WCW. Ezra Pound. WWE Ross. Raymond Knister. Shakespeare. Camus. Browning. Blake. Melville. Robert Creeley. Keats. Olson. Coleridge. Daphne Marlatt. Villon. Rimbaud. Bob Dylan. Sharon Dubiago. Chaucer. Powwow singers. James Agee. Wallace Stevens. Robert Johnson. Memphis Minnie. Phyllis Webb. John Newlove. Lorca. Basil Bunting. Lao-Tzu. Frank Davey. Michael Ondaatje. DH Lawrence. Ron Hansen. Pessoa. ee cummings.

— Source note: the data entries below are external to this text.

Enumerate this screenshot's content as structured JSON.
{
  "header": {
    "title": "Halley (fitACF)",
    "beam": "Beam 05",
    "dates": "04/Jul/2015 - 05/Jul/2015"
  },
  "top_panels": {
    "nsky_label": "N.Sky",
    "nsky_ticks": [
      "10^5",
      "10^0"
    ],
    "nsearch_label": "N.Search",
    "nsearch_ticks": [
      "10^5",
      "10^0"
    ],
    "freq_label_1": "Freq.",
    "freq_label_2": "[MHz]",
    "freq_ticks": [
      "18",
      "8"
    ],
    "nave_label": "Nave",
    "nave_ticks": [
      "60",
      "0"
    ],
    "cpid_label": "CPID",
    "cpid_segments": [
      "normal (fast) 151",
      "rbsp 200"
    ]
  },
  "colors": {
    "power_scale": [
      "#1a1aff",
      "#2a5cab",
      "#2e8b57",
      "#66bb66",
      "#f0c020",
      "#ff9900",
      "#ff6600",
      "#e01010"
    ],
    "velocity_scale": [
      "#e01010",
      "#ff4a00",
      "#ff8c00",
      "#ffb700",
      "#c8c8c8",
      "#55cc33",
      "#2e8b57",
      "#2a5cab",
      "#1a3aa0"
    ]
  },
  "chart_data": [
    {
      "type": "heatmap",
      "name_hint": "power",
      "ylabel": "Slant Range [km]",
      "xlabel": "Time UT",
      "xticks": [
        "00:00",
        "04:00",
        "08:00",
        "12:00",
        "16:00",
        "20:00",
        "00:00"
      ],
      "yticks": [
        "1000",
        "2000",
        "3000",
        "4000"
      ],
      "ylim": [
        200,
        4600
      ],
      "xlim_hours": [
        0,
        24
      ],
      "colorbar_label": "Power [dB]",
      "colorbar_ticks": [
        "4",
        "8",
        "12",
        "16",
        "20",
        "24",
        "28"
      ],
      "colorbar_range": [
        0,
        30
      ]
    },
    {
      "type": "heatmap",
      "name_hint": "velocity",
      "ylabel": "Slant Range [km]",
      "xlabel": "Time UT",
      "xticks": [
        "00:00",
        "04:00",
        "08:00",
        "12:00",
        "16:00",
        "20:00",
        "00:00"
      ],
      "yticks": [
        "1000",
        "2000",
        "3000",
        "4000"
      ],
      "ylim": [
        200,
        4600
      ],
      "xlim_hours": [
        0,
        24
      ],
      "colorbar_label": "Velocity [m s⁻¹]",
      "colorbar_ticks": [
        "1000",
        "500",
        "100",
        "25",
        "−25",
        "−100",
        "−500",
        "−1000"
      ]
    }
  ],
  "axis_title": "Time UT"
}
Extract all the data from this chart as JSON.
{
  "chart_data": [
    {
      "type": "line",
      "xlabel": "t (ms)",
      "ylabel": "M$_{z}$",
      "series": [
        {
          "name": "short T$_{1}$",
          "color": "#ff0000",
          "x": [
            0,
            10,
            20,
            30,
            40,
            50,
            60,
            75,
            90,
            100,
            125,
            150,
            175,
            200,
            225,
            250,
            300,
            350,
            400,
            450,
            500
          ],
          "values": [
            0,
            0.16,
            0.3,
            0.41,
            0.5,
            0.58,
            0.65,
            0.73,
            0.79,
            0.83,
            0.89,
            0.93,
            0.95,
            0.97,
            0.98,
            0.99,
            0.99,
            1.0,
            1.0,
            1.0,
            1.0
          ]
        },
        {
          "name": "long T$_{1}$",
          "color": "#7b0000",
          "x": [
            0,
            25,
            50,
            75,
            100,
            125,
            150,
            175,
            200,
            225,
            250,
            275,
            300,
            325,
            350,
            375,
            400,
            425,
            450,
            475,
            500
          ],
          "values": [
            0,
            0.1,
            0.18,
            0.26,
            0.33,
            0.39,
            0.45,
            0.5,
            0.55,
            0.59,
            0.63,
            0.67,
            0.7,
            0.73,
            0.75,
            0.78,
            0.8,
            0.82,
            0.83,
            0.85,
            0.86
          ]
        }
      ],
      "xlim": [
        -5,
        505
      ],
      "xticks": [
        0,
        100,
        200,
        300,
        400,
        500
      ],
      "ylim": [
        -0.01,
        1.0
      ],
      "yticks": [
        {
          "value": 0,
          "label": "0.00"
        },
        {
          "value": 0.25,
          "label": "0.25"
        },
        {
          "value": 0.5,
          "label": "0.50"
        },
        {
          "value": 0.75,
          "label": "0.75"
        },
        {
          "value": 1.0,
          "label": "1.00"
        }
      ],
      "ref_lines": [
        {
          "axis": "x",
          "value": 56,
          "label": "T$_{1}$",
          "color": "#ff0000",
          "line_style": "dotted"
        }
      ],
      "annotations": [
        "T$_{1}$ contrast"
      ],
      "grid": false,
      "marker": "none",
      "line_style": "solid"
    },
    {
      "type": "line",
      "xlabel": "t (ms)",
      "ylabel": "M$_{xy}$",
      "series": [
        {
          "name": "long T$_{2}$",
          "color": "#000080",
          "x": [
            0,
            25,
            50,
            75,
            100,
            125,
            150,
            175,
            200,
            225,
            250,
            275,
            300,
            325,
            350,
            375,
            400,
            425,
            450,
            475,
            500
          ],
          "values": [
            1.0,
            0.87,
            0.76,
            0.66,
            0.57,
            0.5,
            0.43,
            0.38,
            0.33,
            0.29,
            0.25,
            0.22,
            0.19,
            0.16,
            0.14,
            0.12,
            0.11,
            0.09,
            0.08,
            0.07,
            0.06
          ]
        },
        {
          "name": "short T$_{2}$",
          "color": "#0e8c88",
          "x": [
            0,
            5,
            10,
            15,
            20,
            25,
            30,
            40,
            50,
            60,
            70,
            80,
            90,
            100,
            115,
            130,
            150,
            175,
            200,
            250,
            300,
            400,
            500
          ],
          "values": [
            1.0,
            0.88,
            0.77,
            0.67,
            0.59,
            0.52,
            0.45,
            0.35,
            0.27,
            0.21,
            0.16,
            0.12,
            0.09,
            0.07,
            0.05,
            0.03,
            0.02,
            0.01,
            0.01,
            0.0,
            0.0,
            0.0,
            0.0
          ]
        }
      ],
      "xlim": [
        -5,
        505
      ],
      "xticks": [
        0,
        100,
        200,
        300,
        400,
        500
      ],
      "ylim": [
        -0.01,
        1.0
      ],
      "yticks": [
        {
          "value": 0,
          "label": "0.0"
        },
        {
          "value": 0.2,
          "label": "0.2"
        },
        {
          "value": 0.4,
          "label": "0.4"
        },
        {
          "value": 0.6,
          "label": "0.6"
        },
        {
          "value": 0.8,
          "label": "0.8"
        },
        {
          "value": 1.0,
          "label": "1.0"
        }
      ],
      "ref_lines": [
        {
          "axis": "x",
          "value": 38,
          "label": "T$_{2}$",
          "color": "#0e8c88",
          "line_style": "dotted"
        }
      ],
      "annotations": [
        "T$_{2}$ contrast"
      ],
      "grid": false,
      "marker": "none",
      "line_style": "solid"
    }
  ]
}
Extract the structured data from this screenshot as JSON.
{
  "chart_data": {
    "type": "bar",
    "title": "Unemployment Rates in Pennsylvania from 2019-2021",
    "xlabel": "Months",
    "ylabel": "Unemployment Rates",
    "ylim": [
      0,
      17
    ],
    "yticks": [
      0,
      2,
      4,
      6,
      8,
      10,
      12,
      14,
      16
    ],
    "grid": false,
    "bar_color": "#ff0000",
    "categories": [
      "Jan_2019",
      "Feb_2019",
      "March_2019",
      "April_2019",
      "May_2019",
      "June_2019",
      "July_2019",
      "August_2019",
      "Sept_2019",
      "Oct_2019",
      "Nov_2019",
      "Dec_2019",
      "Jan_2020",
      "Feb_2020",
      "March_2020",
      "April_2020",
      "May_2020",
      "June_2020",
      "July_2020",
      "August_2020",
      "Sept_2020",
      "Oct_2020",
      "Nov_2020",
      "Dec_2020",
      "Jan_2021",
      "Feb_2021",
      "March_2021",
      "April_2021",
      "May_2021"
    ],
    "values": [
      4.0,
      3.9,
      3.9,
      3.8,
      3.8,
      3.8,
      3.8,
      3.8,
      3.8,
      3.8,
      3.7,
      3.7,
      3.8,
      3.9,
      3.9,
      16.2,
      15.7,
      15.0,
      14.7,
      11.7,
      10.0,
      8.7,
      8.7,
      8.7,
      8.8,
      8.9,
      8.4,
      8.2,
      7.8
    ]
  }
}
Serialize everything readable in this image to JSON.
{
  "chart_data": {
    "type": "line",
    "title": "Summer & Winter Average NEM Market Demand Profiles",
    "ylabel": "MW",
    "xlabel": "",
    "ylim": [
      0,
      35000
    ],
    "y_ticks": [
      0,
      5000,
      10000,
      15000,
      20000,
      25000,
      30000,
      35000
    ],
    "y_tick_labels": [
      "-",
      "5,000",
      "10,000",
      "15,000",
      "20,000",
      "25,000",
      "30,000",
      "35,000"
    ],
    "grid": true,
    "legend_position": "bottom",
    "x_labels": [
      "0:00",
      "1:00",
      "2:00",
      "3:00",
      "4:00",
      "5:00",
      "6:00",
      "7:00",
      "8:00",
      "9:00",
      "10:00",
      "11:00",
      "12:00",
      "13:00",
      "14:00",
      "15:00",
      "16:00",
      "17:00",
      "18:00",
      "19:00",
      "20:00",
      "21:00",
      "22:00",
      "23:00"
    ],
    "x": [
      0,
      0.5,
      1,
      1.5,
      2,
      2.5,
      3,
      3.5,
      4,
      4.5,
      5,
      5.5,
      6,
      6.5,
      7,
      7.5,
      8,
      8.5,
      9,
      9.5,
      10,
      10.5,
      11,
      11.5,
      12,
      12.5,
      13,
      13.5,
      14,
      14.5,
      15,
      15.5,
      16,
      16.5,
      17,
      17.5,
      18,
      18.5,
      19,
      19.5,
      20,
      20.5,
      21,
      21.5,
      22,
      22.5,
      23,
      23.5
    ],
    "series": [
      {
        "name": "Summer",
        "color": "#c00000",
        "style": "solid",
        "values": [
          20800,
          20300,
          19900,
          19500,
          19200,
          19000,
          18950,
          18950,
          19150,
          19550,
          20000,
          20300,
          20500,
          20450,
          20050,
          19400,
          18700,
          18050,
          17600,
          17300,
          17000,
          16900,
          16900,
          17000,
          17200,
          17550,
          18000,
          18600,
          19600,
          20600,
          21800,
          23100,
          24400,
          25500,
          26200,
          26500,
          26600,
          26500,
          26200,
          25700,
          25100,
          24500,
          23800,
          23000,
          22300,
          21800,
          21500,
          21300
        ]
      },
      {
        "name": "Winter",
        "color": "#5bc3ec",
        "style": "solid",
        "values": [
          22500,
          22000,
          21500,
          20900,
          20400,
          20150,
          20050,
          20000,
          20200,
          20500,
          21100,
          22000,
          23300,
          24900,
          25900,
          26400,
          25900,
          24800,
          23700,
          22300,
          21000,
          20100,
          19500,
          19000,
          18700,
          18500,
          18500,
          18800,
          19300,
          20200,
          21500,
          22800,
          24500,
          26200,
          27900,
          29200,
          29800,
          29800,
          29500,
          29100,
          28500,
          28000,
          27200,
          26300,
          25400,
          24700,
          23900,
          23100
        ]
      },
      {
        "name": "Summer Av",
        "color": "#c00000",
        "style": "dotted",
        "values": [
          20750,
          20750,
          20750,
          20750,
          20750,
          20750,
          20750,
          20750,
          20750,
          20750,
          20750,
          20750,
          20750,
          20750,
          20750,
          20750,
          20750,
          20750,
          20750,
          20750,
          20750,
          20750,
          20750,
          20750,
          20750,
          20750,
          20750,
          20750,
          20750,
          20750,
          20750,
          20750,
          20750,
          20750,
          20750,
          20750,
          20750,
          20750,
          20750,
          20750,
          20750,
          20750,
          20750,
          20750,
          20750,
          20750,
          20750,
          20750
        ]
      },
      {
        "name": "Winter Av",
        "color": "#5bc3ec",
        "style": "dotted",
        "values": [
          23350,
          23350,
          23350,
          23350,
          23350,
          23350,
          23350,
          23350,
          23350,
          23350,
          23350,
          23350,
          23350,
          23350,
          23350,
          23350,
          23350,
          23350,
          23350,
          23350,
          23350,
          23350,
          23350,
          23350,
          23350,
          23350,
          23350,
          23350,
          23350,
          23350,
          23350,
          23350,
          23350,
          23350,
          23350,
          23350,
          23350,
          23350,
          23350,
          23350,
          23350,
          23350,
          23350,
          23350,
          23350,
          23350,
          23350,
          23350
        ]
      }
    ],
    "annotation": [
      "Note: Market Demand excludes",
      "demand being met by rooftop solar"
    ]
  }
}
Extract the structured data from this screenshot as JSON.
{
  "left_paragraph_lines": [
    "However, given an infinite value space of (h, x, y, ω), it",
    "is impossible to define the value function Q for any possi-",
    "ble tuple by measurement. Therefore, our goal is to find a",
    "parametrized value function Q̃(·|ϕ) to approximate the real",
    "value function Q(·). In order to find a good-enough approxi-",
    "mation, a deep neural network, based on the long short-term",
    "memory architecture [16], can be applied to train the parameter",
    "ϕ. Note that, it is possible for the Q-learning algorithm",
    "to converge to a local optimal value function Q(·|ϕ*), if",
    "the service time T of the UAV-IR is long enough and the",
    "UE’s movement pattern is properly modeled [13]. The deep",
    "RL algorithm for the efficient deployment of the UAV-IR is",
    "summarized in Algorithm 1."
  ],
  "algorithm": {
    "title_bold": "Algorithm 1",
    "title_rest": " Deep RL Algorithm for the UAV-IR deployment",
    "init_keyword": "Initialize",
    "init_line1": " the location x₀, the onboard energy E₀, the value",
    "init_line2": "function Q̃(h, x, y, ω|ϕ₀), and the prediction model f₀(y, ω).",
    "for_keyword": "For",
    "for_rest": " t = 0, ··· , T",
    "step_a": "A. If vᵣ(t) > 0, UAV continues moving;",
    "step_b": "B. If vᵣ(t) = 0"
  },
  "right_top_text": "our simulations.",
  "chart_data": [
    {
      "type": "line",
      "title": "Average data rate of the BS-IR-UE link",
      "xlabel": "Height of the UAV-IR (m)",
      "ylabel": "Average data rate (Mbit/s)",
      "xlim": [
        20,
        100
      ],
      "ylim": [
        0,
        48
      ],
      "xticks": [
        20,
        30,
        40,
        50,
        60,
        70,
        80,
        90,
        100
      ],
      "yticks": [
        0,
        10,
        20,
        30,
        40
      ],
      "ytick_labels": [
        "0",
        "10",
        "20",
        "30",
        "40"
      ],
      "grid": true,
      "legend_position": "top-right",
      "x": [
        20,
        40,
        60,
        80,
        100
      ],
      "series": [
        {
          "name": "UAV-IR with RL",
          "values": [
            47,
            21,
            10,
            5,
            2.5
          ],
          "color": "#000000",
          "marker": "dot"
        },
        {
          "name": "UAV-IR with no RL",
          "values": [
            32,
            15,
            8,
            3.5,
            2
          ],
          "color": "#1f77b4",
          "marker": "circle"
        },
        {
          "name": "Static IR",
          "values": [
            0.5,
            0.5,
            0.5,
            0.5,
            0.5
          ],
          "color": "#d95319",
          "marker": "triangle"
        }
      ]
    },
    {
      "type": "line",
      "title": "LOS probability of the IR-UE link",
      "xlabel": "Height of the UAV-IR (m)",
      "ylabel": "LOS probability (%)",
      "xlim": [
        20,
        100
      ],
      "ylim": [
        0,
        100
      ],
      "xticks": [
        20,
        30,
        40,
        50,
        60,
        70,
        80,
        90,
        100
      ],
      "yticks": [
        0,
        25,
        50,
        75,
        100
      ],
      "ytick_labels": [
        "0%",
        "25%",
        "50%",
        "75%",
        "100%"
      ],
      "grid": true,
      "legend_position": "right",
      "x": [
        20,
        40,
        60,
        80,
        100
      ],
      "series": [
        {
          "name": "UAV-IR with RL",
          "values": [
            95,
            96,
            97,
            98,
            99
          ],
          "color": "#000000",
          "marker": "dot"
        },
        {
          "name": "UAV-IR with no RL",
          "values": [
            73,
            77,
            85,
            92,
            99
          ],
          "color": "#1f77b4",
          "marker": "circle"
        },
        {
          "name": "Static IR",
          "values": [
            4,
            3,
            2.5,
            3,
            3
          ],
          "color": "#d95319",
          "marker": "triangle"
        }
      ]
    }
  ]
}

A couple like Camus and Hansen are not per se poets, but still. Ron Hansen’s novel about Jesse James is a prose epic, with poetic style. Bob Hogg was my most important mentor. I mention him here, above, in the first question. He introduced me to the work of WCW, EP, the Black Mountain poets, Daphne Marlatt, the TISH poets, and Basil. In fact, Bob introduced me to Basil himself when he came to Ottawa for a reading. We went to dinner later, an unforgettable evening. Basil told me, to the effect: “When you write a poem, put it in a drawer for a year, if you can still read it then without wincing, go ahead and publish it.” Every poem in my new book, Polyphonic Lyre, has been in the drawer for at least a year, some for several. George Bowering taught a class at SFU in Vancouver in which we read modern and contemporary Canadian poets in depth. No one in Canada should receive a degree in English without having taken Bob and George’s classes. Those seminars were utterly invaluable to me as a writer. What they taught, and their own examples, and their unabashed Canadian perspective without being rah-rah nationalistic, pointed the way.